Smotrich mengatakan dalam pidatonya pada Senin bahwa Israel tidak punya pilihan selain mengirim bantuan kemanusiaan ke Gaza.
BACA JUGA: Naskah Khutbah Jumat: Larangan Menunda-nunda Bayar Utang
"Tidak mungkin dalam realitas global saat ini untuk mengelola perang. Tidak seorang pun akan membiarkan kita membuat dua juta orang kelaparan, meskipun itu mungkin adil dan bermoral hingga mereka memulangkan para sandera," katanya pada sebuah konferensi yang mendukung pemukiman Yahudi, dilansir di Arab News, Kamis (8/8/2024).
Smotrich merupakan mitra utama dalam koalisi pemerintahan Perdana Menteri Benjamin Netanyahu. Ia mendukung pendudukan kembali Gaza, pembangunan kembali pemukiman Yahudi yang disingkirkan pada 2005, dan apa yang ia gambarkan sebagai migrasi sukarela sejumlah besar warga Palestina keluar dari wilayah tersebut.
Uni Eropa pada Rabu mengutuk pernyataannya. Uni Eropa menyatakan kelaparan yang disengaja terhadap warga sipil adalah kejahatan perang. Kepala Kebijakan Luar Negeri Uni Eropa Josep Borrell menyebut pernyataan itu sangat memalukan.
Genosida yang sedang berlangsung yang dipicu oleh serangan Hamas telah menjerumuskan Gaza ke dalam bencana kemanusiaan. Sebagian besar penduduknya telah mengungsi di wilayah yang diblokade.
Seringkali beberapa kali, dan ratusan ribu orang dijejalkan ke dalam kamp-kamp tenda yang kumuh. Otoritas internasional terkemuka tentang tingkat keparahan krisis kelaparan, Klasifikasi Fase Keamanan Pangan Terpadu, mengatakan pada bulan Juni bahwa Gaza berada pada risiko tinggi kelaparan.

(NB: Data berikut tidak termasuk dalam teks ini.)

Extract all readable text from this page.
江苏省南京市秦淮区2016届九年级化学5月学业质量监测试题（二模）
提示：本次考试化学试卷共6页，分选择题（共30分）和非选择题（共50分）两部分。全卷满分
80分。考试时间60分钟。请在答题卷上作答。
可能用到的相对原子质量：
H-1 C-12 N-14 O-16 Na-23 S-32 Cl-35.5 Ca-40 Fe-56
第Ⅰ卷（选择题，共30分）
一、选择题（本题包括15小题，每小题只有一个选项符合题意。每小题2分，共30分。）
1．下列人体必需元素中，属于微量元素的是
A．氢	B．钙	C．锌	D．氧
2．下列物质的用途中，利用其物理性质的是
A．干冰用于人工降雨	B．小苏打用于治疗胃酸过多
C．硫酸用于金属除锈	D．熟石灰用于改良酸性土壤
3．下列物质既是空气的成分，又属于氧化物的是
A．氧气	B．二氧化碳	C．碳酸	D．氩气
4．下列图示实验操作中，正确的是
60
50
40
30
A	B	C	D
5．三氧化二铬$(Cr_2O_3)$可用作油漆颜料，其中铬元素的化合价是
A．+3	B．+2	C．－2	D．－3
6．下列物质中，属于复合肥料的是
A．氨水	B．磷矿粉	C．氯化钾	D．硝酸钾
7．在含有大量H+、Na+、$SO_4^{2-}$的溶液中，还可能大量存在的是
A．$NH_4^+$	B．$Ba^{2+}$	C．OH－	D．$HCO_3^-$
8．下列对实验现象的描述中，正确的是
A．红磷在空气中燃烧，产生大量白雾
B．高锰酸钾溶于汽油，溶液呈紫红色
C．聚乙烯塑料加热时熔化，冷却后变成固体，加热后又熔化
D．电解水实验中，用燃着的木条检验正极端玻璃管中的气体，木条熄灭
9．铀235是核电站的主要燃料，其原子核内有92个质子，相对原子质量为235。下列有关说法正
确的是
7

Organisasi bantuan mengatakan upaya untuk mengirimkan makanan dan bantuan lainnya terhalang oleh pembatasan Israel, pertempuran yang sedang berlangsung, dan pelanggaran hukum dan ketertiban. Israel mengatakan mereka mengizinkan bantuan kemanusiaan tanpa batas masuk dan menyalahkan badan-badan PBB karena gagal mengirimkannya dengan segera.
Militan yang dipimpin Hamas menewaskan sekitar 1.200 orang dalam serangan mendadak ke Israel yang memicu perang dan menyandera sekitar 250 orang. Sekitar 110 sandera masih ditahan di Gaza, meskipun Israel yakin sekitar sepertiga dari mereka telah meninggal. Sebagian besar sisanya dibebaskan selama gencatan senjata selama seminggu di bulan November.
Menurut Kementerian Kesehatan Gaza, serangan Israel yang terus berlanjut telah menyebakan hampir 40 ribu warga Palestina gugur dan telah menyebabkan kerusakan meluas.